The runway on the island, home to 120 personnel, needed to be cleared so recovery operations could begin, according to the statement from USAG-KT.
The island’s housing, automotive complex, theatre and chapel were damaged, it said.
“Operation Roi Recovery could take months to complete,” the Army said.
The report did not mention any damage to military infrastructure.
CNN meteorologist Robert Shackelford said the video appeared to show a “rogue wave,” which the National Weather Service defines as “unusually large waves appearing in a set of smaller waves.”
The weather service says rogue waves are unpredictable, are at least twice the size of surrounding waves and can come from directions other than the prevailing wind and wave patterns.
Shackelford said the effects of rogue waves are exacerbated by rising sea levels brought on by climate change.
“The impacts of these waves are also more strongly felt across low-lying islands, which includes the Marshall Islands,” he said.
The U.S. Geological Survey says the maximum elevation of Roi-Namur is less than four metres (13 feet).
The island is tiny, with a total area of a total area of about 2.5 square kilometers (about 1 square mile), it says.
It’s also remote, about 3,900 kilometers (2,100 miles) southwest of Hawaii and just 9 degrees’ latitude north of the equator.
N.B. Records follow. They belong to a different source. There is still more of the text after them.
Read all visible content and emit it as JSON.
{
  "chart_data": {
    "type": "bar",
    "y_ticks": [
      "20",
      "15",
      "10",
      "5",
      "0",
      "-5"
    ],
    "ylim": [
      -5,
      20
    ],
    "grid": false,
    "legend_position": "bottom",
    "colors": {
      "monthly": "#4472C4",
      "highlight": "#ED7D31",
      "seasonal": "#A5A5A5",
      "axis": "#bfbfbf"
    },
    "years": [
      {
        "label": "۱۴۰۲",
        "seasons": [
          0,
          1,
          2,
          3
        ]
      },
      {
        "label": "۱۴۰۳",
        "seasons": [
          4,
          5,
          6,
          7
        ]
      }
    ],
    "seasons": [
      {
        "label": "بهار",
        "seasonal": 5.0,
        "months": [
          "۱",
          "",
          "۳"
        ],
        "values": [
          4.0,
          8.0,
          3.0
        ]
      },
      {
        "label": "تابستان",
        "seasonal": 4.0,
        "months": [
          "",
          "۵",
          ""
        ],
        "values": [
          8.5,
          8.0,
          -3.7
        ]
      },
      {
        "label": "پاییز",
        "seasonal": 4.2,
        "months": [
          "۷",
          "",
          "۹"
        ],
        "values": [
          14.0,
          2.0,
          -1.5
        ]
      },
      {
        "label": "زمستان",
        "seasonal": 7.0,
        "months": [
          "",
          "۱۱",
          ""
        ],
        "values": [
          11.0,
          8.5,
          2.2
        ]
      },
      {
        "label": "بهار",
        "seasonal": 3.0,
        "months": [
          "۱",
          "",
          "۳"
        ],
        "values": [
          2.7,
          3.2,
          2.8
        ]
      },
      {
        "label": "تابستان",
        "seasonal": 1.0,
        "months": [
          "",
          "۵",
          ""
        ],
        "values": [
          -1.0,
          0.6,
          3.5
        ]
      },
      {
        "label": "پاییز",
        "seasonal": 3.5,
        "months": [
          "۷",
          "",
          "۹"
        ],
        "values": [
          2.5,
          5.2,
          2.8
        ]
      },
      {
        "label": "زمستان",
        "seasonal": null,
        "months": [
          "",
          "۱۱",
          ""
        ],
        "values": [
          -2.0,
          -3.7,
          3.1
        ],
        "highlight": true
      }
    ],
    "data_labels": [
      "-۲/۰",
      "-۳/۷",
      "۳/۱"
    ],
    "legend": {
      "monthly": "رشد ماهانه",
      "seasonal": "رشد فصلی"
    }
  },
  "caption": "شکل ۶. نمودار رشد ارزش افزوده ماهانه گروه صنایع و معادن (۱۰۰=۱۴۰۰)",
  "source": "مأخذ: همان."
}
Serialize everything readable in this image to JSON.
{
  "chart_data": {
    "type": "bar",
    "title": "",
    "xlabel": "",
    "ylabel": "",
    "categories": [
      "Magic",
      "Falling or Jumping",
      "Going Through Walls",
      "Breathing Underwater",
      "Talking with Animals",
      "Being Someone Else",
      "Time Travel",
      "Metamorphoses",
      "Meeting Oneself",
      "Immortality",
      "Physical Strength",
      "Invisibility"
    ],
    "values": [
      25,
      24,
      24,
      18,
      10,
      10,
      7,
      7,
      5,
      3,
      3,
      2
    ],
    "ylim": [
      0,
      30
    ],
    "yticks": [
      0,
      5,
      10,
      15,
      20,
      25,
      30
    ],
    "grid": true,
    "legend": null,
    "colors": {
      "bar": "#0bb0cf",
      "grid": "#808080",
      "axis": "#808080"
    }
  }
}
That makes it an excellent location for missile testing and detection, according to the U.S. Army’s Space and Missile Defense Command, which operates the Ronald Reagan Ballistic Missile Defense Test Site on Kwajalein.
“Radar, optical and telemetry sensors on the atoll support missile testing, missile launches, space reconnaissance and surveillance operations, and science experiments for the Department of Defense and multiple other government agencies,” the Army says in a profile of the test site.
It is also a key site for monitoring foreign space and missile activity, the profile says.
“With first visibility of most launches out of Euro-Asia, RTS provides critical orbital information on new foreign launches in support of the U.S. Strategic Command.” About 1,300 Americans live and work on Kwajalein Atoll in total, according to the Army.